There is no absolute up or down, as Aristotle taught; no absolute position in space; but the position of a body is relative to that of other bodies. Everywhere there is incessant relative change in position throughout the universe, and the observer is always at the center of things. 
The universe is then one, infinite, immobile.... It is not capable of comprehension and therefore is endless and limitless, and to that extent infinite and indeterminable, and consequently immobile.
In this infinite space is placed our universe (whether by chance, by necessity or by providence I do not now consider). 
Make then your forecasts, my lords Astrologers, with your slavish physicians, by means of those astrolabes with which you seek to discern the fantastic nine moving spheres; in these you finally imprison your own minds, so that you appear to me but as parrots in a cage, while I watch you dancing up and down, turning and hopping within those circles.
My son, I do not say these are foals and those asses, these little monkeys and those great baboons, as you would have me do. As I told you from the first, I regard them [Aristotle; Plato] as earth's heroes. But I do not wish to believe them without cause, nor to accept those propositions whose antitheses (as you must have understood if you are not both blind and deaf) are so compellingly true. 

One can perhaps see in this description how Milton might have recognized a kindred imagination:
Bruno also affirmed that the universe was homogeneous, made up everywhere of the four elements (water, earth, fire, and air), rather than having the stars be composed of a separate quintessence. Essentially, the same physical laws would operate everywhere, although the use of that term is anachronistic. Space and time were both conceived as infinite.. . . 
Under this model, the Sun was simply one more star, and the stars all suns, each with its own planets. Bruno saw a solar system of a sun/star with planets as the fundamental unit of the universe.

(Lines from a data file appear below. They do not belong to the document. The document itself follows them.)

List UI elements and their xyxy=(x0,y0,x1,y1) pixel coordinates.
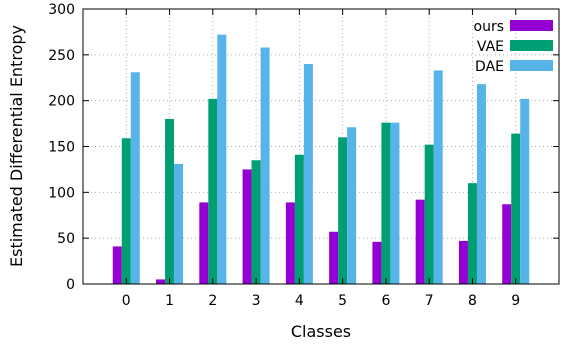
bar-dae-class-7 xyxy=(433,70,443,285)
x-tick-label: 7 xyxy=(425,293,434,309)
bar-ours-class-3 xyxy=(242,169,252,284)
bar-vae-class-2 xyxy=(208,98,218,284)
bar-ours-class-0 xyxy=(112,246,122,284)
x-tick-label: 3 xyxy=(252,293,261,309)
x-tick-label: 9 xyxy=(511,293,520,309)
y-tick-label: 300 xyxy=(48,2,75,18)
legend-swatch-dae xyxy=(510,60,553,71)
bar-ours-class-8 xyxy=(458,240,468,284)
bar-dae-class-1 xyxy=(174,163,184,284)
x-tick-label: 5 xyxy=(338,293,347,309)
x-tick-label: 0 xyxy=(122,293,131,309)
bar-ours-class-9 xyxy=(502,204,512,284)
legend: ours VAE DAE xyxy=(474,19,553,75)
bar-dae-class-2 xyxy=(217,34,227,284)
legend-swatch-ours xyxy=(510,20,553,31)
bar-dae-class-8 xyxy=(476,84,486,285)
x-tick-label: 8 xyxy=(468,293,477,309)
bar-dae-class-6 xyxy=(390,122,400,285)
y-tick-label: 250 xyxy=(48,48,75,64)
bar-vae-class-7 xyxy=(424,144,434,284)
bar-vae-class-9 xyxy=(511,133,521,284)
bar-ours-class-4 xyxy=(285,202,295,284)
bar-vae-class-5 xyxy=(338,137,348,284)
legend-label-dae: DAE xyxy=(475,59,504,75)
x-tick-label: 1 xyxy=(165,293,174,309)
bar-vae-class-3 xyxy=(251,160,261,284)
legend-swatch-vae xyxy=(510,40,553,51)
y-tick-label: 200 xyxy=(48,94,75,110)
y-tick-label: 50 xyxy=(57,231,75,247)
bar-vae-class-4 xyxy=(294,154,304,284)
y-tick-label: 0 xyxy=(66,277,75,293)
y-axis-title: Estimated Differential Entropy xyxy=(7,25,26,267)
bar-ours-class-6 xyxy=(372,241,382,284)
bar-dae-class-5 xyxy=(347,127,357,284)
axes-layer: 0 50 100 150 200 250 300 0 1 2 3 4 5 6 7 8 9 xyxy=(48,2,559,309)
legend-label-vae: VAE xyxy=(477,39,504,55)
x-tick-label: 4 xyxy=(295,293,304,309)
x-tick-label: 6 xyxy=(381,293,390,309)
bar-vae-class-1 xyxy=(165,119,175,284)
bar-dae-class-0 xyxy=(130,72,140,284)
bar-dae-class-4 xyxy=(303,64,313,284)
y-tick-label: 100 xyxy=(48,185,75,201)
y-tick-label: 150 xyxy=(48,140,75,156)
bar-vae-class-0 xyxy=(121,138,131,284)
bar-ours-class-2 xyxy=(199,202,209,284)
bar-ours-class-5 xyxy=(329,231,339,284)
bar-dae-class-9 xyxy=(520,98,530,284)
bar-vae-class-8 xyxy=(467,183,477,284)
bar-ours-class-7 xyxy=(415,199,425,284)
bars-layer xyxy=(112,34,530,285)
bar-vae-class-6 xyxy=(381,122,391,285)
legend-label-ours: ours xyxy=(474,19,505,35)
bar-dae-class-3 xyxy=(260,47,270,284)
x-tick-label: 2 xyxy=(208,293,217,309)
bar-ours-class-1 xyxy=(156,279,166,284)
x-axis-title: Classes xyxy=(291,322,351,341)
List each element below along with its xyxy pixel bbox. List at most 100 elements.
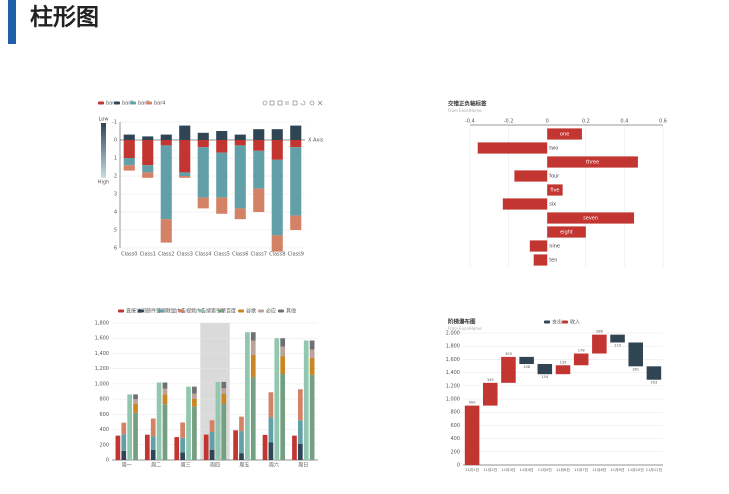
legend-label: bar — [106, 101, 115, 107]
bar — [280, 346, 286, 357]
x-tick-label: Class4 — [195, 252, 211, 258]
bar-label: two — [549, 146, 558, 152]
legend-swatch — [130, 101, 136, 105]
chart-subtitle: From ExcelHome — [448, 326, 482, 331]
tool-icon[interactable] — [309, 100, 315, 106]
bar — [192, 406, 197, 460]
bar — [297, 389, 303, 421]
bar — [162, 394, 168, 405]
x-tick-label: 周日 — [298, 463, 308, 469]
x-tick-label: Class6 — [232, 252, 248, 258]
bar — [221, 388, 227, 394]
bar — [309, 358, 315, 375]
bar — [274, 338, 280, 460]
y-tick-label: 6 — [114, 246, 117, 252]
x-tick-label: 0.4 — [620, 119, 628, 125]
tool-icon[interactable] — [269, 100, 275, 106]
title-accent — [8, 0, 16, 44]
bar — [160, 219, 172, 243]
y-tick-label: 4 — [114, 210, 117, 216]
tool-icon[interactable] — [317, 100, 323, 106]
bar — [253, 188, 265, 212]
x-tick-label: 11月11日 — [646, 467, 662, 472]
tool-icon[interactable] — [292, 100, 298, 106]
chart-subtitle: From ExcelHome — [448, 108, 482, 113]
x-tick-label: 11月3日 — [501, 467, 515, 472]
y-tick-label: 2 — [114, 174, 117, 180]
bar — [519, 356, 534, 365]
bar — [514, 170, 548, 182]
bar — [292, 435, 297, 460]
bar — [290, 140, 302, 148]
bar — [216, 140, 228, 153]
bar — [483, 382, 498, 406]
x-tick-label: Class0 — [121, 252, 137, 258]
bar — [197, 197, 209, 209]
legend-swatch — [118, 309, 124, 313]
bar — [192, 398, 197, 407]
data-label: 135 — [560, 360, 567, 364]
bar — [215, 381, 221, 460]
legend-swatch — [198, 309, 204, 313]
bar — [309, 349, 315, 359]
legend-label: 必应 — [266, 308, 276, 315]
bar — [221, 393, 227, 405]
legend-label: 收入 — [570, 319, 580, 326]
toolbox[interactable] — [262, 100, 323, 106]
y-tick-label: 1,000 — [446, 397, 460, 403]
bar — [180, 422, 185, 438]
x-tick-label: 11月5日 — [538, 467, 552, 472]
x-tick-label: Class3 — [177, 252, 193, 258]
tool-icon[interactable] — [277, 100, 283, 106]
bar — [234, 145, 246, 209]
bar — [547, 226, 586, 238]
x-tick-label: 11月10日 — [628, 467, 644, 472]
bar — [239, 416, 244, 432]
bar — [250, 354, 256, 378]
y-tick-label: 1,800 — [446, 344, 460, 350]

According to Bruno, infinite God necessarily created an infinite universe, formed of an infinite number of solar systems, separated by vast regions full of Aether, because empty space could not exist. (Bruno did not arrive at the concept of a galaxy.) Comets were part of a synodus ex mundis of stars, and not—as other authors maintained at the time—ephemeral creations, divine instruments, or heavenly messengers. Each comet was a world, a permanent celestial body, formed of the four elements. 
Clearly, Bruno was no Girolamo Savonarola (1452-1498). Indeed, had Bruno lived during the time of that rigorous Dominican, it's likely that his furious books, along with his hide, would have fed the Bonfire of the Vanities. It's equally likely he'd have said to Savonarola what he reportedly told the judges who ordered him to be burned:
Perchance you who pronounce my sentence are in greater fear than I who receive it.